Face à cette épidémie, de nombreux pays occidentaux avec une grande partie de la population du 3ème et du 4ème âge ont choisi le confinement. Le but est « d’aplatir » la courbe de l’évolution de l’épidémie pour qu’elle fasse moins de dégâts humains. Le problème c’est que ça fait durer l’épidémie dans le temps puisqu’un vaccin n’est pas prêt avant 2021. Toute tentative d’arrêter le confinement avant l’arrivée de vaccins se solde par un rebond de l’épidémie. On vient de le voir en Chine et au Japon. Il faut alors recommencer en étant encore plus stricte! Cette stratégie est également très dévastatrice sur l’économie.

Les pays africains n’ont pas les moyens de mettre leurs populations en confinement, surtout dans des stades avancés de l’épidémie comme au Cameroun. Ils doivent se résoudre à accepter ou subir l’immunité collective et plus spécifiquement l’immunité naturelle.

Mais pour que la situation soit à peu près maîtrisable, surtout dans la gestion des flux dans les hôpitaux des malades qui n’auront pas pu résister à la maladie, l’immunité naturelle doit être graduelle. Elle doit s’étaler sur 1 à 2 ans. Par chance, la démographie africaine (les personnes âgées représentent seulement 5% de la population camerounaise contre 25 à 30% pour de pays comme la France, l’Italie ou le Japon) et d’autres facteurs protecteurs qu’on étudie encore (vaccin BCG, température, prise régulière de médicaments contre le paludisme, etc.) semblent jouer en faveur de la progression assez lente de l’épidémie chez nous.
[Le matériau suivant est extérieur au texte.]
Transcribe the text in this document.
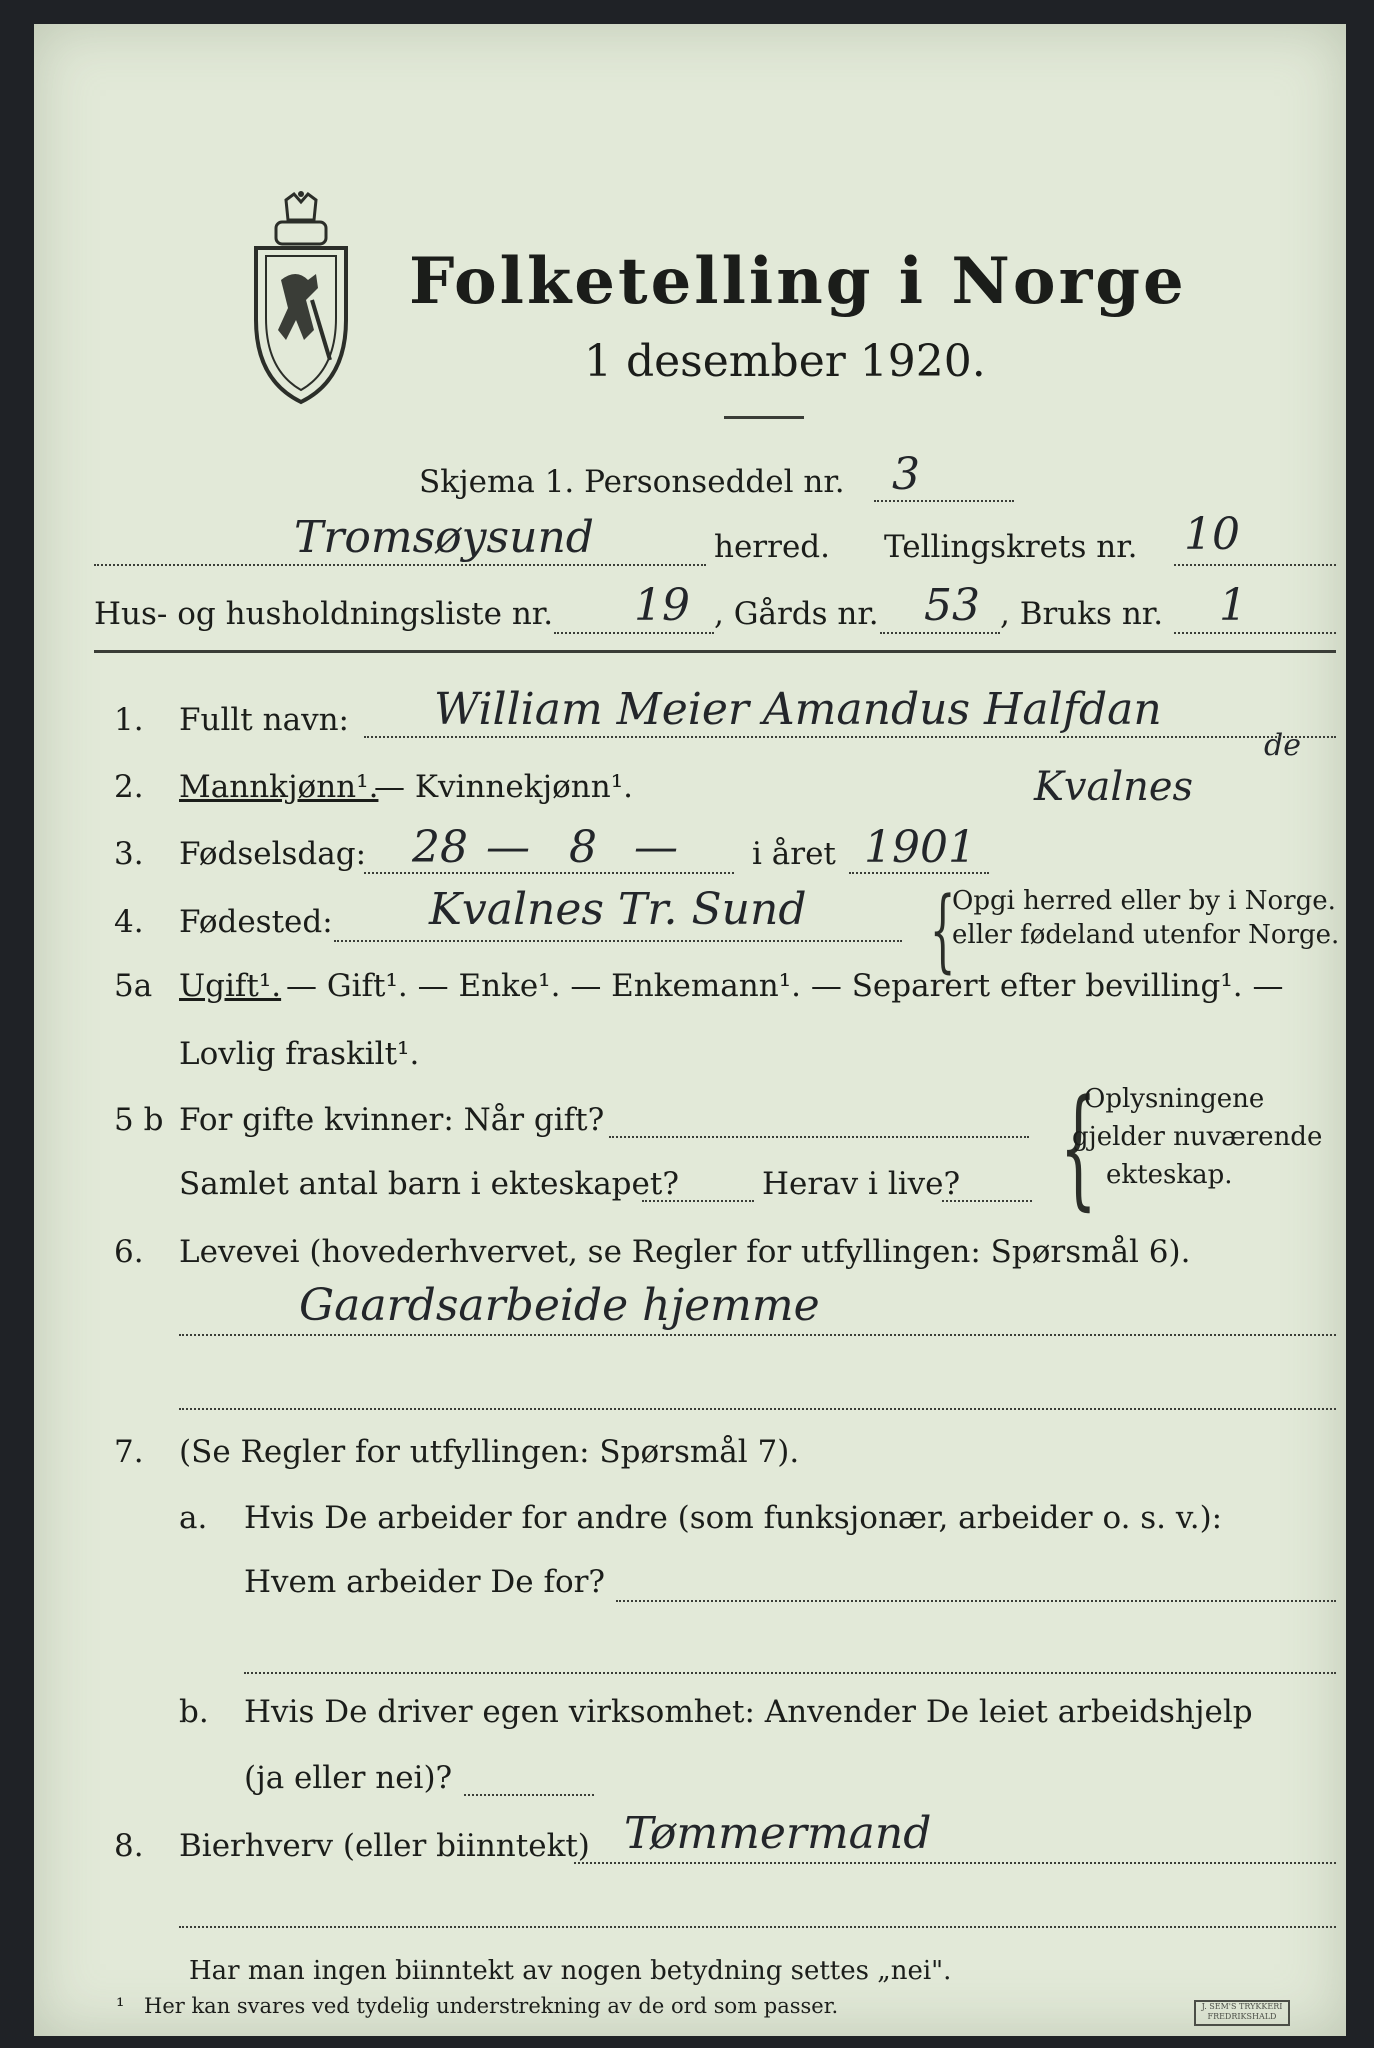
Folketelling i Norge
1 desember 1920.
Skjema 1. Personseddel nr. 3
Tromsøysund	herred. Tellingskrets nr. 10
Hus- og husholdningsliste nr. 19 , Gårds nr. 53 , Bruks nr. 1
1. Fullt navn: William Meier Amandus Halfdan
de
Kvalnes
2. Mannkjønn¹.
— Kvinnekjønn¹.
3. Fødselsdag: 28 — 8 — i året 1901
4. Fødested: Kvalnes Tr. Sund {
Opgi herred eller by i Norge.
eller fødeland utenfor Norge.
5a Ugift¹. — Gift¹. — Enke¹. — Enkemann¹. — Separert efter bevilling¹. —
Lovlig fraskilt¹.
5 b For gifte kvinner: Når gift?
Samlet antal barn i ekteskapet?	Herav i live? {
Oplysningene
gjelder nuværende
ekteskap.
6. Levevei (hovederhvervet, se Regler for utfyllingen: Spørsmål 6).
Gaardsarbeide hjemme
7. (Se Regler for utfyllingen: Spørsmål 7).
a. Hvis De arbeider for andre (som funksjonær, arbeider o. s. v.):
Hvem arbeider De for?
b. Hvis De driver egen virksomhet: Anvender De leiet arbeidshjelp
(ja eller nei)?
8. Bierhverv (eller biinntekt) Tømmermand
Har man ingen biinntekt av nogen betydning settes „nei".
¹ Her kan svares ved tydelig understrekning av de ord som passer.	J. SEM'S TRYKKERI
FREDRIKSHALD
Il faudrait donc à mon avis :
1. Renforcer toutes les mesures barrières et de distanciation sociale et le port du masque, mais sans bloquer l’économie, pour freiner la progression du virus, mais sans l’arrêter ; Le coronavirus continuera à infecter la population assez lentement et qui résistera à son tour. D’ici 2 ans, nous aurons atteint l’immunité collective (naturelle) à 60% et probablement, nous n’aurons pas besoin d’un vaccin.

2. Apprendre à vivre avec le COVID-19. Il faut déjà intégrer que beaucoup d’entre nous (moi en premier) serons (Ou avons déjà été) infectés Par ce virus. Sans le banaliser, il faudrait apprendre à le dédramatiser; Éviter la stigmatisation de ceux qui sont atteints, avoir de la compassion et leur apporter et soutien dont ils ont besoin. Il faut par ailleurs éviter la psychose. Toute fièvre, tout mal de tête, toute toux n’est pas obligatoirement du coronavirus. Avant cette épidémie le paludisme et d’autres pathologies tropicales étaient déjà la. Elles ne se sont pas effacées pour laisser la place à la maladie star du moment. Continuez donc à vous soigner à prendre vos antigrippaux, vos antipaludiques, antibiotiques et médicaments contre la fièvre comme avant. Jusqu’à ce que le diagnostic de Coronavirus vous soit établi par un médecin. Vous affronterez donc cette fois cette maladie sans anxiété, mais avec courage et détermination. Vous pouvez vaincre la maladie à votre niveau, mais ensemble nous allons botter cette épidémie de notre pays, voire de notre continent.